Import of Edible Oil:-
The total import of edible oil during November 2008 to October 2009 is reported at 81.83 lakh tons compared to 56.08 lakh tons last year and 47.15 lakh tons in 2006-07.

The import of edible oils is up by 46% compared to previous year. Import of Crude Palm Oil has increased to 51.87 lakh tons from 40.44 lakh tons and RBD Palmolein jumped to 12.40 lakh tons from 7.31 lakh tons in previous year. Import of palm products including CPO and RBD Palmolein has increased to 65.35 lakh tons from 48.09 lakh tons last year i.e. up 36%. Soybean oil import has increased to 9.90 lakh tons from 7.59 lakh tons. Sunflower oil import jumped to 5.90 lakh tons from 27,000 tons . Rapeseed oil import reported at 46,000 tons after a gap of 5 years.

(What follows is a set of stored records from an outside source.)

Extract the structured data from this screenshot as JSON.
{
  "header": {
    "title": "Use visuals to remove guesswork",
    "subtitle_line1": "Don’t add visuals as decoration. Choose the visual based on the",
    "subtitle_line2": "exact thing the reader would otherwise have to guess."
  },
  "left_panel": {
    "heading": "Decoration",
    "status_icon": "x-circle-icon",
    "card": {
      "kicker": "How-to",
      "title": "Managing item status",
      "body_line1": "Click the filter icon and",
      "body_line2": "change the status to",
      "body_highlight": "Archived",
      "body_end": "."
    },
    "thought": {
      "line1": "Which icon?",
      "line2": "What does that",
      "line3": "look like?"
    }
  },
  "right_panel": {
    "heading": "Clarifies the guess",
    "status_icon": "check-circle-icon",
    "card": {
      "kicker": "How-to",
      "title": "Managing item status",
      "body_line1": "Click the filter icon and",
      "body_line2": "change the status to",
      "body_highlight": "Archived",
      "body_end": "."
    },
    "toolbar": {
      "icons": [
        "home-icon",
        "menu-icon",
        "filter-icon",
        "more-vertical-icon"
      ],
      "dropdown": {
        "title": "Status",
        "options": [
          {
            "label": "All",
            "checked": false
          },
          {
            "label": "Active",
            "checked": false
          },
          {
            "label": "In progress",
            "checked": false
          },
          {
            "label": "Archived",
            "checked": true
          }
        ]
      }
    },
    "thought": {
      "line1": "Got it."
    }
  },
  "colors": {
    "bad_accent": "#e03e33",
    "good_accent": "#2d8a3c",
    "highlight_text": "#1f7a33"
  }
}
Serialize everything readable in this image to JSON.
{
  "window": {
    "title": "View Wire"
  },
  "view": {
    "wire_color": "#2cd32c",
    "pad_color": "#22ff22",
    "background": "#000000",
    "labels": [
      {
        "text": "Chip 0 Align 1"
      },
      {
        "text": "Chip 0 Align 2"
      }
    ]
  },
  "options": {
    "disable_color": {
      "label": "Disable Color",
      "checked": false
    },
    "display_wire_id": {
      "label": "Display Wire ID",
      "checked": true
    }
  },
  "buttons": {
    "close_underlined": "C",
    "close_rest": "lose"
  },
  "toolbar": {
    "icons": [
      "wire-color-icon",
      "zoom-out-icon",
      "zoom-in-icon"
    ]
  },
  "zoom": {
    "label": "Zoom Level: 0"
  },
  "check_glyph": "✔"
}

Import of Refined & Crude Oil Ratio:-
Import of refined oils (RBD Palmolein) has sharply increased from just 126,000 tons in 2006-07 to 12.4 lakh tons during 2008-09, thanks to lower duty coupled with reduction in international prices, pushed the import of refined oils. Refined oil represents about 15% of the total edible oil import which was just 3% in 2006-07.

Import of Palm & Soft Oil Ratio:-
In view of nil import duty on CPO and 7.5% on RBD Palmolein (effective duty is only 4 to 5%), palm oil products import during November 2008 to October 2009 has further increased to 65.35 lakh tons compared to 48.09 lakh tons last year. The import of soft oils also increased to 16.48 lakh tons from 7.99 lakh tons in previous year.

Import of Non-edible Oils:
Import of Non-edible oils during November 2008 to October 2009 is reported at 459,599 tons compared to 647,685 tons during the same period last year i.e. down by 29%, due to higher import & domestic refining of CPO, leading to better availability of P.F.A.D. & C.P.S.